Des manifestants dont Simon et Aliou Sané de Y’en a marre arrêtés
La police a déjà commencé à mettre la main sur certains. Pris en pleine interview avec la presse, le rappeur Simon a été extrait de la meute de journalistes pour être conduit dans la voiture. Destination inconnue. Aliou Sané, coordonnateur du mouvement Y’en a marre, lui, a été stoppé à quelques jets de pierres du lycée John Fitzgerald Kennedy. Les bras croisés en l’air, il sera mis dans le panier à salade. Sans résistance. Il est acclamé par des habitants des Hlm Fass qui suivaient la scène de leur terrasse. «Fermez ! Fermez !», ordonne un officier à ses éléments qui ont embarqué ce leader de Aar li nu bokk. Ils ne sont pas seuls, car Guy Marius Sagna du mouvement Frapp/France dégage et d’autres anonymes ont été arrêtés.

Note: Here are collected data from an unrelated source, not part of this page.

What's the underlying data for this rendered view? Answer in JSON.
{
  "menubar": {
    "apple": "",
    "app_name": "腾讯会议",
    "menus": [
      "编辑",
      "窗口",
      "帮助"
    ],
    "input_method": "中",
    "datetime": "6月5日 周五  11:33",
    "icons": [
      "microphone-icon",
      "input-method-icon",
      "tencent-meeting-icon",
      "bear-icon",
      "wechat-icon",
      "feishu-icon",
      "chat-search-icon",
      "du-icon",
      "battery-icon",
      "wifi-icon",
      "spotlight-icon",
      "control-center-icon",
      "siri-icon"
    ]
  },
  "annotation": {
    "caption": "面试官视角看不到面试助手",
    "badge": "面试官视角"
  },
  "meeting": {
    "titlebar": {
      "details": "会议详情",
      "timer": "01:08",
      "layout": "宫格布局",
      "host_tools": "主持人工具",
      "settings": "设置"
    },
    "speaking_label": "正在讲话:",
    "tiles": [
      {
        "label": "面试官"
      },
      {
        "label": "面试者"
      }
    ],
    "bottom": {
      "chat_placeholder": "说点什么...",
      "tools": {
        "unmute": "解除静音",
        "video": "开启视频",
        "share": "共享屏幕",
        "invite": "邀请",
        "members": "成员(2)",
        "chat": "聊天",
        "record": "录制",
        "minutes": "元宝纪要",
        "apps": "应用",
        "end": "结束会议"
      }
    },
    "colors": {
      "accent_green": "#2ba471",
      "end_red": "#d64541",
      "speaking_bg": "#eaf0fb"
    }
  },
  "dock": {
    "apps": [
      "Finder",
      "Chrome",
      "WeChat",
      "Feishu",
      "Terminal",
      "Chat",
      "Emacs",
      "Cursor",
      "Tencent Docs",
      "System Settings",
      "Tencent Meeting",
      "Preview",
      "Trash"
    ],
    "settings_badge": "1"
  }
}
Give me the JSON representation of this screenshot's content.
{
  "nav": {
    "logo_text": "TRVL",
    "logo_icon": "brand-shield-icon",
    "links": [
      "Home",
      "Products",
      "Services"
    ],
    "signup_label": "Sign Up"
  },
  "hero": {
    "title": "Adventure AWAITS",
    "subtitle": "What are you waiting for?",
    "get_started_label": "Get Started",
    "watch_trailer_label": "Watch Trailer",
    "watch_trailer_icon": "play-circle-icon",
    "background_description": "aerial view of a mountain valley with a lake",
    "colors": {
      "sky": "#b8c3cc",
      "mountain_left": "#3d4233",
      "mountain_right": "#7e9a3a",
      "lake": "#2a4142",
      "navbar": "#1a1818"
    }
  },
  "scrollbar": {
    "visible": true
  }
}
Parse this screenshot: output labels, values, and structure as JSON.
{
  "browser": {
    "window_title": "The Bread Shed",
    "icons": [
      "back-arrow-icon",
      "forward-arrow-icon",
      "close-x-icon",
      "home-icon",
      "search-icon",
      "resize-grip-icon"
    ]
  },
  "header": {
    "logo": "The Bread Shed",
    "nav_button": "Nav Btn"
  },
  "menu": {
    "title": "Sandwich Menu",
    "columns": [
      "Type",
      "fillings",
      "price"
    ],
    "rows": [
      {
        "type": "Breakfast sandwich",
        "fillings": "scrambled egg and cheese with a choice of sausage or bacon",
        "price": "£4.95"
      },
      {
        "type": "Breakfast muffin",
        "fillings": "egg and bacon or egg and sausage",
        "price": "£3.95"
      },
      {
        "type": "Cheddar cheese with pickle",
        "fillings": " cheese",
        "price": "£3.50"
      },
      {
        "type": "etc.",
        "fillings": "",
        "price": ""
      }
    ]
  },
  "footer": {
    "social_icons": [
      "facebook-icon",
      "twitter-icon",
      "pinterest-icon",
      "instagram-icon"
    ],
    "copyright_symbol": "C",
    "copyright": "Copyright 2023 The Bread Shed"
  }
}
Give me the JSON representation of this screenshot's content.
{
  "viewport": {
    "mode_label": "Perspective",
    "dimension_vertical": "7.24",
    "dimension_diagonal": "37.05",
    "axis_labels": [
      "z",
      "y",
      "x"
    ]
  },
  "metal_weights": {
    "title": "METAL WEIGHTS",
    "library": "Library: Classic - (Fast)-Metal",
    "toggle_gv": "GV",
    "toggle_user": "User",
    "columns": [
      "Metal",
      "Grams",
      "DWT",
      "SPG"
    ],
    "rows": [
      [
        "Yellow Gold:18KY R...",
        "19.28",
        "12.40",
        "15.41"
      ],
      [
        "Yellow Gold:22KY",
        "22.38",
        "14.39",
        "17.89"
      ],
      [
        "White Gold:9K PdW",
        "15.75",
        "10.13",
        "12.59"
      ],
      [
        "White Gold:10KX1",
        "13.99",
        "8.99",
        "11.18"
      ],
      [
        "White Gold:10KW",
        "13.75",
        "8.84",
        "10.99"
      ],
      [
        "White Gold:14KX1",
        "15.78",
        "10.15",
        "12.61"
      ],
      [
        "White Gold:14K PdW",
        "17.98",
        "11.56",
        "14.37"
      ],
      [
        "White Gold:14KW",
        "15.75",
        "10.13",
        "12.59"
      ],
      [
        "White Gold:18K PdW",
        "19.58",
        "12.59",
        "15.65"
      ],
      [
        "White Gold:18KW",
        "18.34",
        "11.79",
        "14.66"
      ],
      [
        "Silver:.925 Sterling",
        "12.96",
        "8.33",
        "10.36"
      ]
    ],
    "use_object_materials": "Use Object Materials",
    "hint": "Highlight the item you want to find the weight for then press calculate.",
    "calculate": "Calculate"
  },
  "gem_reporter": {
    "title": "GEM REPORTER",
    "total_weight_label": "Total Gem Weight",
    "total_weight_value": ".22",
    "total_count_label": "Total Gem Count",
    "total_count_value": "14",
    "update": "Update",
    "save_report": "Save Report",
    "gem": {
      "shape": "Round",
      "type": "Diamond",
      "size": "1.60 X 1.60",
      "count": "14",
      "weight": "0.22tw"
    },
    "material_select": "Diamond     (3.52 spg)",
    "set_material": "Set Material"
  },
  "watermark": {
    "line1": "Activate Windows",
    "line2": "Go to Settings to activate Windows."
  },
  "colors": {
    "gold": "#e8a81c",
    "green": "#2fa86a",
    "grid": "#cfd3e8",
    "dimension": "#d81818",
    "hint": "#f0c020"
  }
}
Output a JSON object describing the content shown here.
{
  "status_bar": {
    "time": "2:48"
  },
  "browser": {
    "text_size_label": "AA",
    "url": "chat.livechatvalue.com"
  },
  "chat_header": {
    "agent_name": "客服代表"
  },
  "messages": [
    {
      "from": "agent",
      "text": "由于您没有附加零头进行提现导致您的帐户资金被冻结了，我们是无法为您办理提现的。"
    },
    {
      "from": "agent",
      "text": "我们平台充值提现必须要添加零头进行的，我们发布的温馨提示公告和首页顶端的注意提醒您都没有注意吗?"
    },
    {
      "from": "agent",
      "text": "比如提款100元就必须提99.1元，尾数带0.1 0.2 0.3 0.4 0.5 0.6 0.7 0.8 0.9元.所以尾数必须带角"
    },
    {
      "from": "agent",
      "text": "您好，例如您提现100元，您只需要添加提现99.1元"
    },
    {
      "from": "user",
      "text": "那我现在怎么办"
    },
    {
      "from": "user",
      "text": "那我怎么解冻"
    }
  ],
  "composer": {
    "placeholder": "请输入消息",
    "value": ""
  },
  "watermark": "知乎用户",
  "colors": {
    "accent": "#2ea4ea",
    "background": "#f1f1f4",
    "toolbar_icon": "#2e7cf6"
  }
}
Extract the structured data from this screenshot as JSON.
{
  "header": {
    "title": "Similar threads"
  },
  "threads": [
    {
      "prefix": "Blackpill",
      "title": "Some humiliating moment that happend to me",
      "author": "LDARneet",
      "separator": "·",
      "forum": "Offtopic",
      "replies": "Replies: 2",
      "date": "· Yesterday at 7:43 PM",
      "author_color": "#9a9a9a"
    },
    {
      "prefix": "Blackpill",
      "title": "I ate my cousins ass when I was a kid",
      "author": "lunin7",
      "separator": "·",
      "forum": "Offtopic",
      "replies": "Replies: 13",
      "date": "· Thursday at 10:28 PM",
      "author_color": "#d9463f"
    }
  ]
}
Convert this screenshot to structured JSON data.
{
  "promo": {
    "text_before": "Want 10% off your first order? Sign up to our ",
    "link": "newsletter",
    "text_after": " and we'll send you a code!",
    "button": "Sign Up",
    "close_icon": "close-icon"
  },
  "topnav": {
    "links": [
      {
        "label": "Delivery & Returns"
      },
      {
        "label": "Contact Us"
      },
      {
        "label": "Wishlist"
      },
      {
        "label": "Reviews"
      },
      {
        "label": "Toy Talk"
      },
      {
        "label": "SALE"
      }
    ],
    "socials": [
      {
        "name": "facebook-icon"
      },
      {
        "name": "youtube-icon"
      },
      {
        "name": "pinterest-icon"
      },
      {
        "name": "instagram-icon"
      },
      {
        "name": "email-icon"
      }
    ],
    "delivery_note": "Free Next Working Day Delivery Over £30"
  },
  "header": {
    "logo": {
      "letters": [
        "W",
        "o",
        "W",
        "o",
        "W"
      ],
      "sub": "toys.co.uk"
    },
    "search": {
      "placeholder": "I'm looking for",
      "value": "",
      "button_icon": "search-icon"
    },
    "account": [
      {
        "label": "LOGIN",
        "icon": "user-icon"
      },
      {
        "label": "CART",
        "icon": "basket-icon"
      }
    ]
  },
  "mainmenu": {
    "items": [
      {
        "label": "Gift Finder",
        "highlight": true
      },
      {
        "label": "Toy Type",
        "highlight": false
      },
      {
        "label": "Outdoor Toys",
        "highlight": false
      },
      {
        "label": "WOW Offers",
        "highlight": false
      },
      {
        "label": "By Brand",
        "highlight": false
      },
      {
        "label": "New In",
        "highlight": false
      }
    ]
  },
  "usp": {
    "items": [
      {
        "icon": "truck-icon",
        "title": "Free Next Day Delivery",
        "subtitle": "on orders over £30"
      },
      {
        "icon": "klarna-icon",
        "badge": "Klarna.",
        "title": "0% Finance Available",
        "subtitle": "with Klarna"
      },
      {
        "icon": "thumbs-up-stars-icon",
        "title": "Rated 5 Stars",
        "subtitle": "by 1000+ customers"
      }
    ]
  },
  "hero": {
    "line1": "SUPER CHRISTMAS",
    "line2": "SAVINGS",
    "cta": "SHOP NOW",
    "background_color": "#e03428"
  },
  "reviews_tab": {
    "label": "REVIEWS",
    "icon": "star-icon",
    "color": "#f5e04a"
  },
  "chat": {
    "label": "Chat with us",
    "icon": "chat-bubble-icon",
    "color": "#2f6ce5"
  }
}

Abdoul Mbaye, TAS, Mamadou Lamine Diallo bloqués dans les quartiers
Ça chauffe, mais pas l’ombre d’un leader politique du mouvement Aar li nu bokk. Finalement, c’est dans sa voiture que Abdoul Mbaye s’est adressé à la presse dans une ruelle de Fass. Habillé d’une chemise blanche, coiffé d’une casquette noire avec des lunettes, l’ancien Premier ministre a versé sa colère sur Macky Sall et son régime. C’est au bord de sa voiture que Mamadou Lamine Diallo a aussi fait sa déclaration. Alors que Thierno Alassane Sall a eu le courage de parler à l’extérieur avec le drapeau du Sénégal en main. Ousmane Sonko qui avait appelé tous les Sénégalais au rassemblement n’a pas été aperçu.